Benefits of early pharma deals for scrappy startups are clear - they can provide cash and credibility, and in some cases, expertise and resources to complement your own. Pharma deals are a form of funding that is sometimes called "non-dilutive" - this is a misnomer. They are dilutive in a different way than equity is - by diluting products and pipeline and giving up some of the future proceeds for cash today (and maybe milestones and royalties tomorrow.) Given the rare but wonderful occurrence that both options are on the table, it can be interesting to evaluate the equity dilution from an investment vs. the product dilution from a pharma deal – but in most cases, a scrappy firm will see a single term sheet at a time and rarely can get a competitive situation going.

Early deals, however, are not without their own unique drawbacks. An early-stage company with modest funding can have a difficult time driving a high valuation - the pharma partner will know roughly your funding history and resources and will suspect you are cash poor. Your negotiating leverage - your "BATNA,” best alternative to a negotiated agreement - may be limited. If you have to sell off your "first baby" too early to fund your second, you can end up feeling like you are running in place.

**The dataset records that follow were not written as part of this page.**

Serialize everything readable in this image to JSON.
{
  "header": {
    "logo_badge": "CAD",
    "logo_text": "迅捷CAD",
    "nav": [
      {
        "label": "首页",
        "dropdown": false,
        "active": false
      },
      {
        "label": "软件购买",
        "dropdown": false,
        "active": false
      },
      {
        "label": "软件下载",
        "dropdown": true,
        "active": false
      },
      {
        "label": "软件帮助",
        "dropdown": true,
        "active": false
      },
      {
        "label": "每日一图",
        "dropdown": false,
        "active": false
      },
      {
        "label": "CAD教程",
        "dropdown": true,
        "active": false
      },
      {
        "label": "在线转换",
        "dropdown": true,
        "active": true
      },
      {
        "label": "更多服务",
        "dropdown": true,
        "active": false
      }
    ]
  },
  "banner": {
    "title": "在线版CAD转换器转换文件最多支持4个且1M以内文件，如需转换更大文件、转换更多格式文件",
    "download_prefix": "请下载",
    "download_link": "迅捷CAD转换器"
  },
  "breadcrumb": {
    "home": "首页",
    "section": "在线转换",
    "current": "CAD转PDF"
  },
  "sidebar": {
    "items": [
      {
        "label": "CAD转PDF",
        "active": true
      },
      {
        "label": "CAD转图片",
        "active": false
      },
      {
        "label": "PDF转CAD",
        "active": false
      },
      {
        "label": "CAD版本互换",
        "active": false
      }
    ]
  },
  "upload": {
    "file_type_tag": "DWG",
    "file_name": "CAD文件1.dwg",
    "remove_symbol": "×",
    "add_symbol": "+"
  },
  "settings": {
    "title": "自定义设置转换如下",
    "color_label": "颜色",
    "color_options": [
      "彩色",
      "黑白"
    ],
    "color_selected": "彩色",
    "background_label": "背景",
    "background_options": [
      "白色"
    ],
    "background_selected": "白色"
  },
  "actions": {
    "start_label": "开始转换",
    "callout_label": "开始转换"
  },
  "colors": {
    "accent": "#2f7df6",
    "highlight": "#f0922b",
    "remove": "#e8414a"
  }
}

Working With your Legal Team & Controlling Deal Costs

Pharma partnering deals are long, complex and expensive. The legal expertise required is quite specialized and partners in biotech-savvy firms can charge $600-1000/hour or more. It is critical to have a good relationship and open conversation with your lawyers, and cost management is essential for scrappy startup deal-making. A good biotech lawyer will uncover dozens of issues that ideally would be resolved in the final agreement. You may be only able to afford to negotiate the top 3-4 issues that really matter and might have to accept that your first deal may not be the deal you'd do with a much larger budget. A lawyer that can help you carefully prioritize issues is essential, and a pharma partner that can work with you in a similar capacity makes life much easier. Early in the deal-making process, it is imperative to understand your partner's priorities, constraints, and "3rd rail" issues - you may be surprised by what is driving the negotiation at various points.

Partnering is a critical aspect of biotech product development, and relationships are the foundation of deals. Building them can be well-worth the multi-year investments needed to ultimately bring forth that essential deal or rewarding exit. So get out there, network, and begin to lay the groundwork for your next deal!